Davalı vekili ; sigortalı 5510 sayılı kanun yürürlüğe girdikten sonra vefat ettiğinden 5510 sayılı kanun hükümlerine göre işlem yapılması gerektiğini, 5510 sayılı kanunun 32. maddesinin (a) bendine göre ölüm sigortasından aylık bağlanabilmesi için en az 1800 gün malullük, yaşlılık ve ölüm sigortaları primi bildirilmiş veya 4. maddenin 1. fıkrasının a bendi kapsamında sigortalı sayılanlar için her türlü borçlanma süreleri hariç en az 5 yıldan beri sigortalı bulunup toplam 900 gün malûllük, yaşlılık ve ölüm sigortaları primi bildirilmiş olmak koşulu arandığını, sigortalının 4/a ve 4/b sigortalısı olarak toplam 868 gün çalışmasının olduğunu, borçlanma süresi hariç 900 gün sigortalılığının bulunması gerektiğinden aylık bağlanamayacağını, borçlanma ile birlikte ise 1800 gün bildirilmiş sigortalı süresi bulunmadığı için de yine aylık bağlanamayacağını belirterek davanın reddini savunmuştur.
Mahkemece; Kanunun 32. maddesinde belirtilen "her türlü borçlanma süresi hariç" ibaresinin sigortalılık başlangıç tarihinin geriye götürülemeyeceğine ilişkin olduğu ve yeterli süre için borçlanma yapıldığında müteveffa sigortalı mirasçılarının ölüm aylığını hak edeceği, davacı vekiline verilen süre üzerine davacının eşi için 60 günlük askerlik borçlanması yapıldığı ve toplam 928 günlük sigortalı çalışma süresine ulaşıldığı"" gerekçesiyle davanın kabulü ile, davacının askerlik borçlanmasını ödediği tarih olan 22/03/2012 tarihini takip eden 01/04/2012 tarihinden itibaren başlayacak yasal faizi ile birlikte ölüm aylığı bağlanmasına, sataşmanın bu şekilde giderilmesine karar verilmiştir.
Davalı vekilinin temyizi üzerine hüküm, Özel Dairece yukarıda yazılı gerekçelerle bozulmuştur.
Yerel Mahkemece; üç nedenle direnme kararı verilmiştir.
Birincisi, 5510 sayılı kanunun değişik 32. maddesinde "her türlü borçlanma süresi hariç" tutulan süre sigortalılık başlangıç tarihinin geriye götürülemeyeceğine ilişkindir.
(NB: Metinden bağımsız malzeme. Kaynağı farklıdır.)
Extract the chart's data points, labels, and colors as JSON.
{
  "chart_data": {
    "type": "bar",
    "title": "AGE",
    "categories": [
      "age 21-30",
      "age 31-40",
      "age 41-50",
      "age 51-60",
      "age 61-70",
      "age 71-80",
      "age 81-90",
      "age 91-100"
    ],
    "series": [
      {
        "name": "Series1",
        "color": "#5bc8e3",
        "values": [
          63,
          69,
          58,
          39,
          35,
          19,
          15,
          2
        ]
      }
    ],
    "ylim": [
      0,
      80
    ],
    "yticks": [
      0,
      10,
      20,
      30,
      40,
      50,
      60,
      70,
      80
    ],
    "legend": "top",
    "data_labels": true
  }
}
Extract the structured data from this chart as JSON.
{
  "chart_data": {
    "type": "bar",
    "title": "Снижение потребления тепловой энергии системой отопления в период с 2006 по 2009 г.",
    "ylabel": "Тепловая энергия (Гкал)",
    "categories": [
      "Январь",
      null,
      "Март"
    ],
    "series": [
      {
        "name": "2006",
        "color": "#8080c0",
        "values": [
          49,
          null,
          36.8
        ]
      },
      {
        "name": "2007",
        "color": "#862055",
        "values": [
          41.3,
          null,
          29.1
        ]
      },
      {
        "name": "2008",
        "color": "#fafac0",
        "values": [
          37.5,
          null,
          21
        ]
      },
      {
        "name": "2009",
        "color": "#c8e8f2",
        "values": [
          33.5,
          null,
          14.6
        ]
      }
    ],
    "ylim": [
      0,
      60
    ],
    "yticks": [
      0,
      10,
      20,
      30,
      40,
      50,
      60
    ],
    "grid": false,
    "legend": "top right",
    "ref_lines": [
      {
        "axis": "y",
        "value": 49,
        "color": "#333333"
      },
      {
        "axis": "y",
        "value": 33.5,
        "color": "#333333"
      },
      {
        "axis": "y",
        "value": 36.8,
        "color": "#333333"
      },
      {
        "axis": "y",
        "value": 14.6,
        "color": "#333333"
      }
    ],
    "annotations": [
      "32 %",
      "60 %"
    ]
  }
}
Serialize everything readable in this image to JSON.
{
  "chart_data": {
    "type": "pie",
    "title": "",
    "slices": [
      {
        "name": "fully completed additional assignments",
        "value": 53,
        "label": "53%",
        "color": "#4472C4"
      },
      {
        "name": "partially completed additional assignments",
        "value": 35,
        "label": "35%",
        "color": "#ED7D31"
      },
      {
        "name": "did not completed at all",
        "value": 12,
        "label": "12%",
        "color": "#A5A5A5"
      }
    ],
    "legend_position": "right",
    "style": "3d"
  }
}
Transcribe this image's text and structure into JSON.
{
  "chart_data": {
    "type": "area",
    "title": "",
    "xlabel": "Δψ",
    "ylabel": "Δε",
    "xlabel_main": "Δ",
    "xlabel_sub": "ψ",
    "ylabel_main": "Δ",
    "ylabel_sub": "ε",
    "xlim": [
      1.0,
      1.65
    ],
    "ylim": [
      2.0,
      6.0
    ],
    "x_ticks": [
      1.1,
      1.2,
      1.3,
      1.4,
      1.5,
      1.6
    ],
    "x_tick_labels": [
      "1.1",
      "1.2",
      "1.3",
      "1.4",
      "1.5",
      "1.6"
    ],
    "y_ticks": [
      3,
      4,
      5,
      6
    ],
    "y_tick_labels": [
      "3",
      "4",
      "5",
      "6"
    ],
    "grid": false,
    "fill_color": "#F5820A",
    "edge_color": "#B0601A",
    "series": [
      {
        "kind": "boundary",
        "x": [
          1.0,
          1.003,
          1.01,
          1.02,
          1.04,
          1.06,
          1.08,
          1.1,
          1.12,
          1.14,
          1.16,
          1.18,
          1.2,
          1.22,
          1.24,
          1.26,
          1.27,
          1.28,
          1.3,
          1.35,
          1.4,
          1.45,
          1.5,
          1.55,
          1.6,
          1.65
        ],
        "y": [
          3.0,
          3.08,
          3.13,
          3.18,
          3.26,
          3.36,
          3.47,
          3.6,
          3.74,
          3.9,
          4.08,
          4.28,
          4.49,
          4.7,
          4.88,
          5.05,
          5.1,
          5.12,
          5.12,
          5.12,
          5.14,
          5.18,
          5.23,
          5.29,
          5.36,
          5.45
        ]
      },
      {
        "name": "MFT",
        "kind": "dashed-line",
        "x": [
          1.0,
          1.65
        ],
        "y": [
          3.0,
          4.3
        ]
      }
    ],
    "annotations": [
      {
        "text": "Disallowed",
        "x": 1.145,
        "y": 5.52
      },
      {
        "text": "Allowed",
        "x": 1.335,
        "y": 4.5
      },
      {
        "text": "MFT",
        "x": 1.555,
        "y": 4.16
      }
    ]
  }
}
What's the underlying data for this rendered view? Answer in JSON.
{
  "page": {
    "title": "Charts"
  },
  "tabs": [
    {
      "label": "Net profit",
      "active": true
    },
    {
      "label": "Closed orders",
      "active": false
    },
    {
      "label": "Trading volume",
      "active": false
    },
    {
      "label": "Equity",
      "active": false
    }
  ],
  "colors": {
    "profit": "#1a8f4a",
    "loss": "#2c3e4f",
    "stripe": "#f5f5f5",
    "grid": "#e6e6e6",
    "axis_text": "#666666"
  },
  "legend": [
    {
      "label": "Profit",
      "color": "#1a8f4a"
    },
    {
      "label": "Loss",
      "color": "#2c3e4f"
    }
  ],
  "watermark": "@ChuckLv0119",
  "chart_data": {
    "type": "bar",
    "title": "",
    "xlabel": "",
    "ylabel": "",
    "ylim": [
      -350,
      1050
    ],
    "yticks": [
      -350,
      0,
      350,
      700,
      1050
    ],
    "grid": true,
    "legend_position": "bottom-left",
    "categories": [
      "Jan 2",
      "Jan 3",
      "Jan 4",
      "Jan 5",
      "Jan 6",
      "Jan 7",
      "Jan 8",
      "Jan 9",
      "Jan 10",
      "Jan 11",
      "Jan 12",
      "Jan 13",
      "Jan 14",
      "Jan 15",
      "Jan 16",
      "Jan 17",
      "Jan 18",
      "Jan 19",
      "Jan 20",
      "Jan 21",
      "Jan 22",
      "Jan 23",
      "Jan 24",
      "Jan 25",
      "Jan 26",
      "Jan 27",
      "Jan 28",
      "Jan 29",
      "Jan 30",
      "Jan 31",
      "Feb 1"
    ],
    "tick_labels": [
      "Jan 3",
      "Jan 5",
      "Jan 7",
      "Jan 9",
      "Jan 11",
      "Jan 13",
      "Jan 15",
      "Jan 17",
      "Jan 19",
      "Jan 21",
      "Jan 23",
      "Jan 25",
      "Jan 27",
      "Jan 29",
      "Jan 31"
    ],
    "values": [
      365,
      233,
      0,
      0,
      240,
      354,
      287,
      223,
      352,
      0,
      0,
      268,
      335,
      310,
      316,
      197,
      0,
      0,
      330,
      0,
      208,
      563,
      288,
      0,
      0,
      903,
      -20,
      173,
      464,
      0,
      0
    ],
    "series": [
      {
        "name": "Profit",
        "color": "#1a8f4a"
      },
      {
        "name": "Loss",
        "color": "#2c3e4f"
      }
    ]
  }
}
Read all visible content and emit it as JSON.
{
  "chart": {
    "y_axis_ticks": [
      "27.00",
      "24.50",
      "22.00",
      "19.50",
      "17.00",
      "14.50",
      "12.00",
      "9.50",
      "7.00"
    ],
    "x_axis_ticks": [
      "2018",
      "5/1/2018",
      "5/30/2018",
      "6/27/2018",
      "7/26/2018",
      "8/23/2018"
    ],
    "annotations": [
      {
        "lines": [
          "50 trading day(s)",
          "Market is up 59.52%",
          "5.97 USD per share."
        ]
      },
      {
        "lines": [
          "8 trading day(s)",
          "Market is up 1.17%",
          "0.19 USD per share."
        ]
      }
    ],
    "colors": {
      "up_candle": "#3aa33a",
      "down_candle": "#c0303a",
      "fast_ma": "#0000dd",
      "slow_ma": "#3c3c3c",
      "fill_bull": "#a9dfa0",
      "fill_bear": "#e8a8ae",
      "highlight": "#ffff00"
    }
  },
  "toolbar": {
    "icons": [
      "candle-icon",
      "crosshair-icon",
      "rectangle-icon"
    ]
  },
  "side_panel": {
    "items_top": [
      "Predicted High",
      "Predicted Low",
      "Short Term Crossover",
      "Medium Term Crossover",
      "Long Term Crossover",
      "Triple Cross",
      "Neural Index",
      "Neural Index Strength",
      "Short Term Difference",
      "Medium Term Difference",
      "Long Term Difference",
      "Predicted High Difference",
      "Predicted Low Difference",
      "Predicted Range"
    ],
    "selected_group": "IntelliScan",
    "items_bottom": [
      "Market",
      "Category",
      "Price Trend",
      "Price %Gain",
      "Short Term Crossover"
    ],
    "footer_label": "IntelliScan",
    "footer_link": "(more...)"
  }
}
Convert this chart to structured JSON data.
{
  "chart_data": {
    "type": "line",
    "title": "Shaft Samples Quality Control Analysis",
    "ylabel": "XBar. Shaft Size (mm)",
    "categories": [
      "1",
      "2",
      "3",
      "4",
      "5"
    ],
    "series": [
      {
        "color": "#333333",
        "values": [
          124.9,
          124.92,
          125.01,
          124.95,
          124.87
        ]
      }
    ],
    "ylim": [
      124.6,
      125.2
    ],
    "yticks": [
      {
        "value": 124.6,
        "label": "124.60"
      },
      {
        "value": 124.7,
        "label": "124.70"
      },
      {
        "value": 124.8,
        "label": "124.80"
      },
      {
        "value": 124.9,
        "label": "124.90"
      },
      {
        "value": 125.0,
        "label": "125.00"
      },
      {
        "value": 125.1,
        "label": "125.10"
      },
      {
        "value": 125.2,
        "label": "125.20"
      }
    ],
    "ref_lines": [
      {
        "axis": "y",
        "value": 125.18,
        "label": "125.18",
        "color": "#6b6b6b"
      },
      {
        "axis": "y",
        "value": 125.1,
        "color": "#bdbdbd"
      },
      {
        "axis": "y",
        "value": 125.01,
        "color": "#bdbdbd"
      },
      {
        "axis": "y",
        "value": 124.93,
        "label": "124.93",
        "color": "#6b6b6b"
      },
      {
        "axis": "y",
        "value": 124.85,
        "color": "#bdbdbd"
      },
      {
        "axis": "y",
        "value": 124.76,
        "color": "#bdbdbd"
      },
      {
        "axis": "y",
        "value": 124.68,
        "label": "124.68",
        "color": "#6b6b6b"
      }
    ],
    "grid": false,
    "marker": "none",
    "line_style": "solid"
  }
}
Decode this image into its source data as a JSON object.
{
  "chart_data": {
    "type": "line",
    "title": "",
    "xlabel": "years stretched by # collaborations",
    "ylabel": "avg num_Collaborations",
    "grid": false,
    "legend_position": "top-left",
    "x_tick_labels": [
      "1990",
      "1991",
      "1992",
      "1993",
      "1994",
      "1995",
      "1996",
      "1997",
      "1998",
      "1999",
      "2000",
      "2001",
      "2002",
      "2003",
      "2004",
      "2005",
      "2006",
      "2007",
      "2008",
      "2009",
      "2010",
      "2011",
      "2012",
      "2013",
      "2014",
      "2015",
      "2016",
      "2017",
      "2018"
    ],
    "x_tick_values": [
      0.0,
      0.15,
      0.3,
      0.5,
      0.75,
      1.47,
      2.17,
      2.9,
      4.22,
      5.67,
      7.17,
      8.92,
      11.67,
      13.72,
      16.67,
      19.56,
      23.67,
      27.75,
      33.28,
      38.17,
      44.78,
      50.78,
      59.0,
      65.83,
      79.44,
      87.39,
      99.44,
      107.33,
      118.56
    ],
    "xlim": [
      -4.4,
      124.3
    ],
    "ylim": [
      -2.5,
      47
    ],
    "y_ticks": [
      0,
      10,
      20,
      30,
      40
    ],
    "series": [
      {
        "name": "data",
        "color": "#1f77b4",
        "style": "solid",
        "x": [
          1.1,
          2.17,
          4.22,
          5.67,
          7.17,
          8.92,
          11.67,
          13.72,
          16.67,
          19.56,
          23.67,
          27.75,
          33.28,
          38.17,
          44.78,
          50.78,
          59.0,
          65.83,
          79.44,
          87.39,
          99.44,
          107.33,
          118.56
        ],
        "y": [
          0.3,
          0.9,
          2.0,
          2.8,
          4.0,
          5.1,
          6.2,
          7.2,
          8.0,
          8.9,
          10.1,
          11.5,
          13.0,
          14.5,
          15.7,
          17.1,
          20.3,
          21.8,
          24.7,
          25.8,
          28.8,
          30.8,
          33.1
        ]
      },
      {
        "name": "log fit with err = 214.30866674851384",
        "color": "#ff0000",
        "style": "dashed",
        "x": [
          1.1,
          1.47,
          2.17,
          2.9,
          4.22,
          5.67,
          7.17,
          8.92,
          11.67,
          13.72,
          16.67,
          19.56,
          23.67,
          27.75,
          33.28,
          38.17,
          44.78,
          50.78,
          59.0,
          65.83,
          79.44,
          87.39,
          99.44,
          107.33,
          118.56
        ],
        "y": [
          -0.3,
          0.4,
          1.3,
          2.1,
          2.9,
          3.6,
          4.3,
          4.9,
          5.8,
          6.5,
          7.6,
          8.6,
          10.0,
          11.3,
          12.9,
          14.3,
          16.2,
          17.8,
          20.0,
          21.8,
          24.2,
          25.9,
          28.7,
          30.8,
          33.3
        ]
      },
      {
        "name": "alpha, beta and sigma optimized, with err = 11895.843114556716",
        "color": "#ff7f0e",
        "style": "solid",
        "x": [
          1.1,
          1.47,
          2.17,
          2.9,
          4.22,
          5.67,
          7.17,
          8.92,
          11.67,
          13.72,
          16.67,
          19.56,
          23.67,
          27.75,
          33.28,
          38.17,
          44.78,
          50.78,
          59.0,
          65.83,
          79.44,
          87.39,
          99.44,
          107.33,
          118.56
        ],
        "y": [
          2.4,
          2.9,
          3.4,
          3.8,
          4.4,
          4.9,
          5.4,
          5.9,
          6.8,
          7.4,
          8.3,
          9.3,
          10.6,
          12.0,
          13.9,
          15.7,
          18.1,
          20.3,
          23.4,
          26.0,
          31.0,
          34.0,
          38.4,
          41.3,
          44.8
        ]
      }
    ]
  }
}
Yoksa prim ödeme gün sayısı ile ilgili değildir. Davacının eşinin askerlik süresinin borçlanması kabul edildiğinde 900 günden fazla prim ödenmiş sigortalılık süresine ulaşılacaktır.
İkincisi, davacı vekilinin belirttiği gibi davacının ölüm tarihinin kriter olarak alınması sosyal güvenlik ruhuna aykırıdır. Kimse ölüm tarihini bilemez. Eski yasa döneminde ölen kişi için kabul edip yeni yasa döneminde ölen kişi için kabul etmemek sosyal güvenlik ruhuna uygun değildir. Nitekim davacının muris eşinin çalışmaları 5510 sayılı yasanın yürürlüğe girdiği 01/10/2008 tarihinden önce gerçekleşmiştir. Kaldı ki 5510 sayılı yasa maddesinde ölüm tarihinin kriter olarak alınacağından sözedilmemektedir.
Üçüncüsü, sözkonusu yasa maddesini Yargıtay Daireleri farklı yorumlamakta, bu nedenle hukuk birliği sağlanamamaktadır."" denilerek direnme kararı verilmiştir.
Direnme kararını davalı vekili temyiz etmektedir.
Hukuk Genel Kurulu önüne gelen uyuşmazlık;davacının mirasbırakanı yönünden askerlik borçlanması yapılmak suretiyle ölüm aylığı bağlanma şartlarının oluşup oluşmadığı noktasında toplanmaktadır.
Mülga 506 sayılı Sosyal Sigortalar Kanunu"nun “Ölüm sigortasından aylık bağlama şartları” başlığını taşıyan 66’ncı maddesi, 01.10.2008 tarihinde yürürlüğe giren 5510 sayılı Sosyal Sigortalar ve Genel Sağlık Sigortası Kanunu"nun 106. maddesi ile yürürlükten kaldırılmıştır.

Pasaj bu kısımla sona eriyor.